Migrants : un collectif d'ONG demande l'ouverture de centres de transit à Menton et Vintimille

Initié par l'association Roya Citoyenne et signé par les associations humanitaires et caritatives, un appel plaide pour la création d'un "centre d'accueil de transit décent de part et d'autre de la frontière".

 
Ce camp est définitivement fermé à Vintimille depuis cet été.
Ce camp est définitivement fermé à Vintimille depuis cet été. © Cyril Dodergny / MAX PPP
L'association Roya Citoyenne lance un appel solennel ce lundi 17 août.
 
Depuis trois ans, l'association de la vallée de la Roya porte secours aux migrants de passage.
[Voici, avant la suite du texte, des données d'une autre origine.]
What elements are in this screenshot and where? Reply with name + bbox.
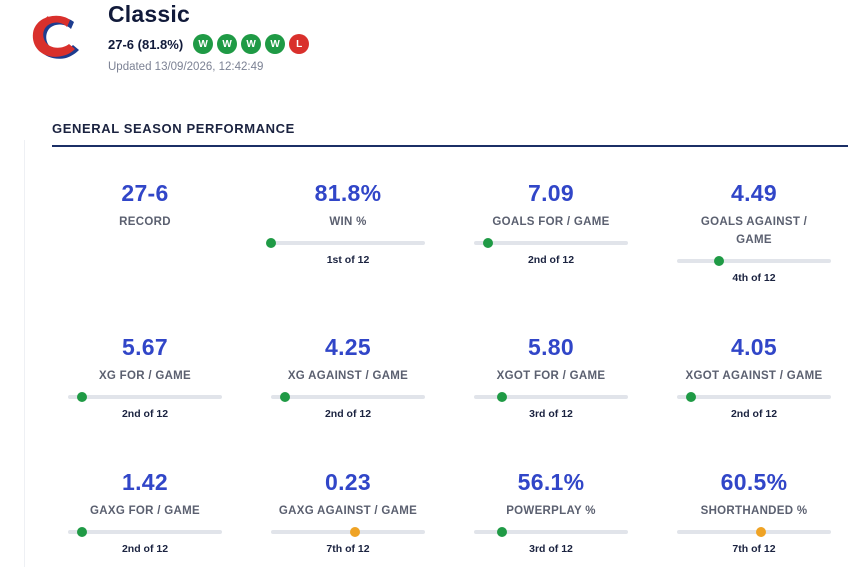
rank-slider-track [677, 527, 831, 537]
rank-text: 1st of 12 [326, 254, 370, 266]
section-title: GENERAL SEASON PERFORMANCE [52, 121, 295, 136]
stat-card: 60.5% SHORTHANDED % 7th of 12 [659, 469, 849, 555]
stat-label: XGOT AGAINST / GAME [685, 370, 823, 382]
rank-slider-track [271, 527, 425, 537]
stat-value: 27-6 [121, 180, 169, 206]
rank-text: 2nd of 12 [527, 254, 575, 266]
rank-marker [756, 527, 766, 537]
stat-value: 81.8% [314, 180, 382, 206]
stat-label: GAXG FOR / GAME [90, 505, 200, 517]
rank-text: 2nd of 12 [730, 408, 778, 420]
form-badge-loss: L [289, 34, 310, 54]
rank-marker [77, 527, 87, 537]
stat-card: 5.80 XGOT FOR / GAME 3rd of 12 [456, 334, 646, 420]
rank-slider-track [474, 238, 628, 248]
rank-text: 2nd of 12 [324, 408, 372, 420]
stat-label: XG AGAINST / GAME [287, 370, 409, 382]
rank-text: 7th of 12 [326, 543, 370, 555]
stat-label: XG FOR / GAME [98, 370, 192, 382]
stat-card: 1.42 GAXG FOR / GAME 2nd of 12 [50, 469, 240, 555]
rank-slider-track [677, 256, 831, 266]
stat-value: 60.5% [720, 469, 788, 495]
rank-marker [77, 392, 87, 402]
form-badge-win: W [217, 34, 238, 54]
stat-label: WIN % [329, 216, 367, 228]
stat-value: 5.67 [122, 334, 168, 360]
rank-slider-track [677, 392, 831, 402]
stat-label: XGOT FOR / GAME [496, 370, 606, 382]
rank-slider-track [68, 527, 222, 537]
rank-marker [280, 392, 290, 402]
stat-card: 4.49 GOALS AGAINST / GAME 4th of 12 [659, 180, 849, 284]
form-badge-win: W [193, 34, 214, 54]
stat-value: 7.09 [528, 180, 574, 206]
stat-value: 1.42 [122, 469, 168, 495]
stat-label: GOALS AGAINST / GAME [700, 216, 808, 246]
stat-card: 27-6 RECORD [50, 180, 240, 231]
stat-card: 4.05 XGOT AGAINST / GAME 2nd of 12 [659, 334, 849, 420]
rank-marker [714, 256, 724, 266]
stat-card: 5.67 XG FOR / GAME 2nd of 12 [50, 334, 240, 420]
record-summary: 27-6 (81.8%) [108, 36, 184, 52]
rank-slider-track [68, 392, 222, 402]
team-logo [32, 15, 79, 59]
rank-slider-track [266, 238, 425, 248]
rank-marker [686, 392, 696, 402]
stat-label: GOALS FOR / GAME [492, 216, 610, 228]
left-divider [24, 140, 25, 567]
stat-value: 0.23 [325, 469, 371, 495]
section-divider [52, 145, 848, 147]
rank-marker [483, 238, 493, 248]
form-badge-win: W [241, 34, 262, 54]
rank-slider-track [474, 527, 628, 537]
rank-text: 3rd of 12 [529, 408, 573, 420]
rank-text: 3rd of 12 [529, 543, 573, 555]
stat-value: 56.1% [517, 469, 585, 495]
stat-label: GAXG AGAINST / GAME [278, 505, 418, 517]
form-badge-win: W [265, 34, 286, 54]
rank-text: 2nd of 12 [121, 408, 169, 420]
rank-text: 2nd of 12 [121, 543, 169, 555]
stat-card: 81.8% WIN % 1st of 12 [253, 180, 443, 266]
stat-label: POWERPLAY % [506, 505, 596, 517]
rank-slider-track [474, 392, 628, 402]
rank-slider-track [271, 392, 425, 402]
rank-marker [497, 527, 507, 537]
rank-text: 4th of 12 [732, 272, 776, 284]
stat-card: 0.23 GAXG AGAINST / GAME 7th of 12 [253, 469, 443, 555]
stat-label: RECORD [119, 216, 171, 228]
stat-value: 5.80 [528, 334, 574, 360]
rank-marker [497, 392, 507, 402]
stat-value: 4.05 [731, 334, 777, 360]
rank-marker [266, 238, 276, 248]
rank-marker [350, 527, 360, 537]
stat-value: 4.49 [731, 180, 777, 206]
stat-card: 56.1% POWERPLAY % 3rd of 12 [456, 469, 646, 555]
rank-text: 7th of 12 [732, 543, 776, 555]
stat-card: 4.25 XG AGAINST / GAME 2nd of 12 [253, 334, 443, 420]
team-name: Classic [108, 1, 190, 27]
stat-label: SHORTHANDED % [700, 505, 808, 517]
stat-card: 7.09 GOALS FOR / GAME 2nd of 12 [456, 180, 646, 266]
updated-timestamp: Updated 13/09/2026, 12:42:49 [108, 61, 264, 73]
stat-value: 4.25 [325, 334, 371, 360]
Avec d'autres associations humanitaires comme Médecins du Monde, Emmaüs ou encore et la Cimade Alpes-Maritimes, elle demande  la création d'un "centre d'accueil de transit décent de part et d'autre de la frontière franco-italienne".
Le Campo Roja ouvert pour eux par la Croix Rouge italienne en 2016 a définitivement fermé ses portes et il a été démantelé.Selon les ONG, des centaines de migrants dorment dans les rues de Vintimille, certains se réinstallent sur les rives de la Roya, ce fleuve qui circule en France et se jette en Italie ou encore en bord de mer.
Le 3 août dernier en bord de mer à Vintimille.
Le 3 août dernier en bord de mer à Vintimille. © Cyril Dodergny / MAX PPP

Teresa Maffeis est membre de l'asociation ADN et elle apporte des vivres et des vêtements aux migrants depuis 5 ans.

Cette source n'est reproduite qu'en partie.